• bakmak.

    açık insana bakmak kapalı insana bakmak mini etek giyene bakmak, çarşaf giyene bakmak, spor yapana bakmak, havuzda yüzene bakmak...

    bizim kadar bakan bir millet var mı acaba?
  • bedensel yahut zihinsel engelli birine sığır gibi dik dik bakmak.
  • elalem ne der? hastalığı var mesela bizim millette, iyileşecek gibi de durmuyor.
  • kişisel alan nedir bilmemek, tanıdık tanımadık herkese dokunma hakkını kendinde görmek.
  • başkasının hayatına karışma hastalığı.

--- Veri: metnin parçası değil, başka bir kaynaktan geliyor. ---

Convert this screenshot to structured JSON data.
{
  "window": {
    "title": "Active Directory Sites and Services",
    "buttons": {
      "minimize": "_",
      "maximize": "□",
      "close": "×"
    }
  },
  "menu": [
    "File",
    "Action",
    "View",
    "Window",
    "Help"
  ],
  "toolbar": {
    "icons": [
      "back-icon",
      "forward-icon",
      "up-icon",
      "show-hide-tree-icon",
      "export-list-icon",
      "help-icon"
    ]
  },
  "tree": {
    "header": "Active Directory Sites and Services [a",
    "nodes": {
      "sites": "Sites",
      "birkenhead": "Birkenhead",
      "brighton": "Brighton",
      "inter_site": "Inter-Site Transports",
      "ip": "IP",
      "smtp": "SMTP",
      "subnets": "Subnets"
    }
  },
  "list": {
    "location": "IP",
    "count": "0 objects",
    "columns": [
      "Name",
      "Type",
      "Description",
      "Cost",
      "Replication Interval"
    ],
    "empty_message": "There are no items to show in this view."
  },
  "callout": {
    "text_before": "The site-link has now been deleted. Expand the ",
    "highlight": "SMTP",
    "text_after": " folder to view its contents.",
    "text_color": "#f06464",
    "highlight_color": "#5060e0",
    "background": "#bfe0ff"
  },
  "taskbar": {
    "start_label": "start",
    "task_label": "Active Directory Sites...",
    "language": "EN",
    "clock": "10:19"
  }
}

    bekara ; neden evlenmedin, evlen.
    evli- çocuksuza; çocuk neden yapmıyorsun, çocuk yap.
    evli - tek çocukluya; kardeş şart, kardeş yap.
    işsize; iş beğenmiyorsun, sırf işin var demek için asgari ücretle köle gibi çalıştıracak bir işe gir, çalış.
    işi olup, maaşım az diyene; senin yerinde olmak isteyen insanlar var, şükret.
    dışarı çıkıp gezene; bu kadar gezip tozma, az evinde otur.
    evinde yalnızlığı seçene; bu kadar çok evde durma, çık bir gez insan içine karış.

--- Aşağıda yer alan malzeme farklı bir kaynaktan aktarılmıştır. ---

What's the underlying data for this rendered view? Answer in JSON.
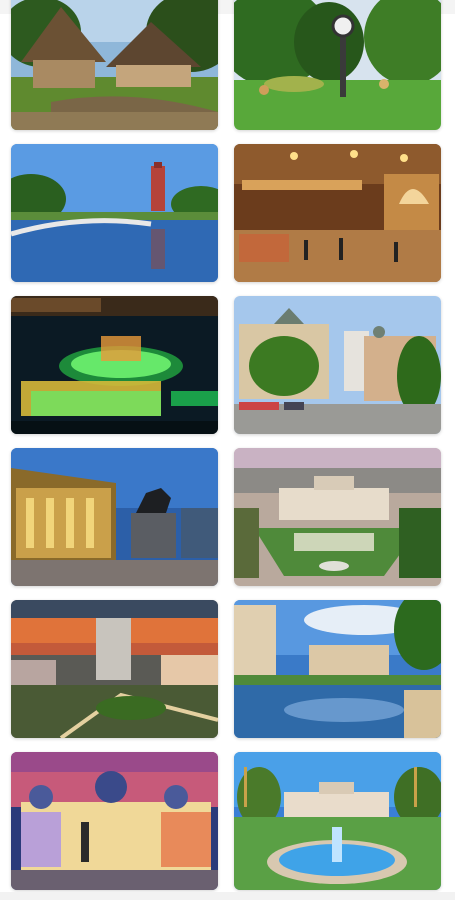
{
  "gallery": {
    "photos": [
      {
        "subject": "village-museum-thatched-houses"
      },
      {
        "subject": "park-clock"
      },
      {
        "subject": "lake-bridge-monument"
      },
      {
        "subject": "historic-restaurant-interior"
      },
      {
        "subject": "night-fountain-show"
      },
      {
        "subject": "street-with-old-buildings"
      },
      {
        "subject": "equestrian-statue-palace"
      },
      {
        "subject": "parliament-palace-aerial"
      },
      {
        "subject": "city-sunset-skyline"
      },
      {
        "subject": "river-embankment"
      },
      {
        "subject": "domed-library-sunset"
      },
      {
        "subject": "palace-fountain-boulevard"
      }
    ]
  },
  "colors": {
    "background": "#ffffff",
    "tile_shadow": "#bdbdbd"
  }
}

    bu liste böyle uzar gider. başkalarının maddi- manevi, geçmiş yaşantısını gelecek beklentisini bilmeden insanımızın bu şekilde pervasızca duruma müdahil olma, hiç tanımadıkları bile olsa, insanların hayatına yön verme isteği beni korkutuyor.

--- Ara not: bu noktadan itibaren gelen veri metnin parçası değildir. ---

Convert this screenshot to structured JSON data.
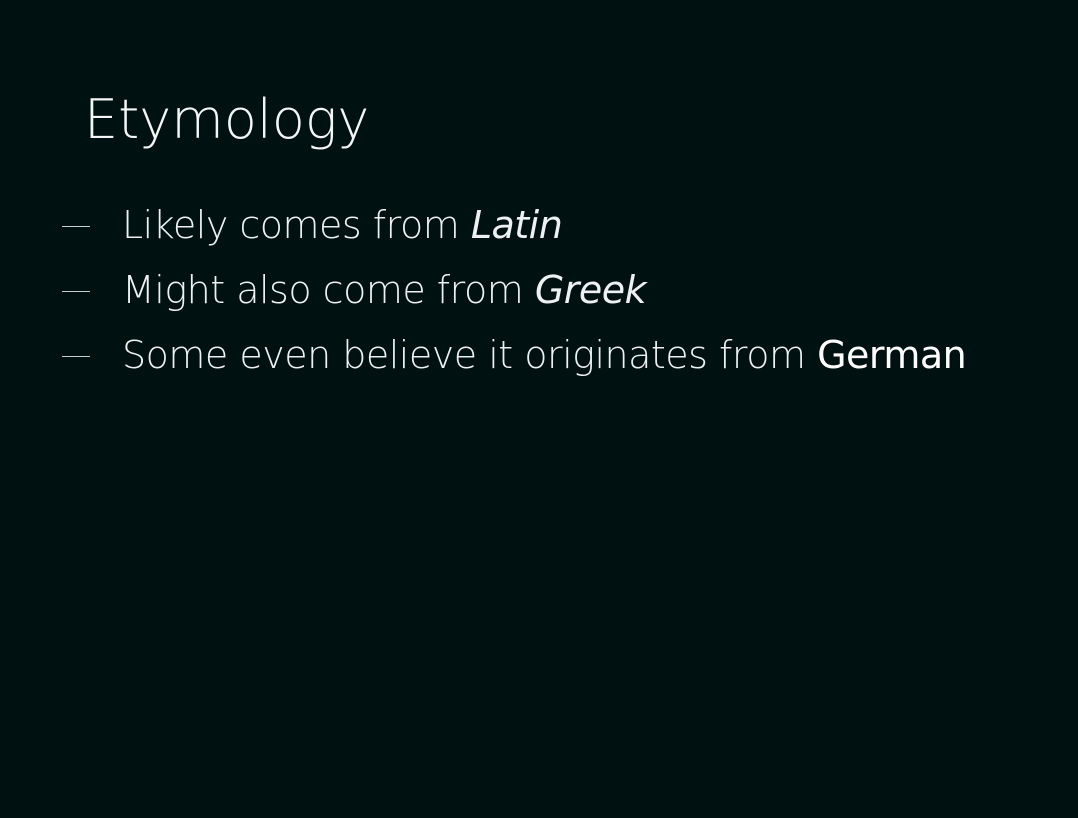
{
  "slide": {
    "title": "Etymology",
    "bullets": [
      {
        "text": "Likely comes from ",
        "emphasis": "Latin",
        "emphasis_style": "italic"
      },
      {
        "text": "Might also come from ",
        "emphasis": "Greek",
        "emphasis_style": "italic"
      },
      {
        "text": "Some even believe it originates from ",
        "emphasis": "German",
        "emphasis_style": "bold"
      }
    ]
  },
  "colors": {
    "background": "#001112",
    "text": "#eef1f1"
  }
}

    umarım kısa sürede bu hastalığa yakalanmış insanlar durumlarının farkına varır ve o çok değerli çenelerini kapatırlar.
  • kendi bedenine düşman olmak, ona kabadayılık etmek, bir nevi kendi kendine fiziksel şiddet uygulamak, tedavisi olmayan türk hastalıklarında ilk 3'te kendine her zaman yer bulacaktır.
    bu kişisel vandalizmden en yüksek payı daima bel dahil olmak üzere alt beden ve sonra dişler alır. semtinizde pazar kurulan günlerde, ilkbahar ve yaz akşamlarında, büyük yaya akslarında bir köşeye oturup gelen geçenleri izlerseniz hafif ve orta düzeyde topallayan, bacakları parantez ve bükük şekilde yürüyen, iki adımda bir duran, 500 metre için vasıta kullanan, ekseriyeti kadın bir kitle görürsünüz. gençlikte beden bizatihi sahibi tarafından o kadar hor kullanılmıştır, bozuk para gibi harcanmıştır ki yaş ilerlediği anda maraz çıkarmaya başlar.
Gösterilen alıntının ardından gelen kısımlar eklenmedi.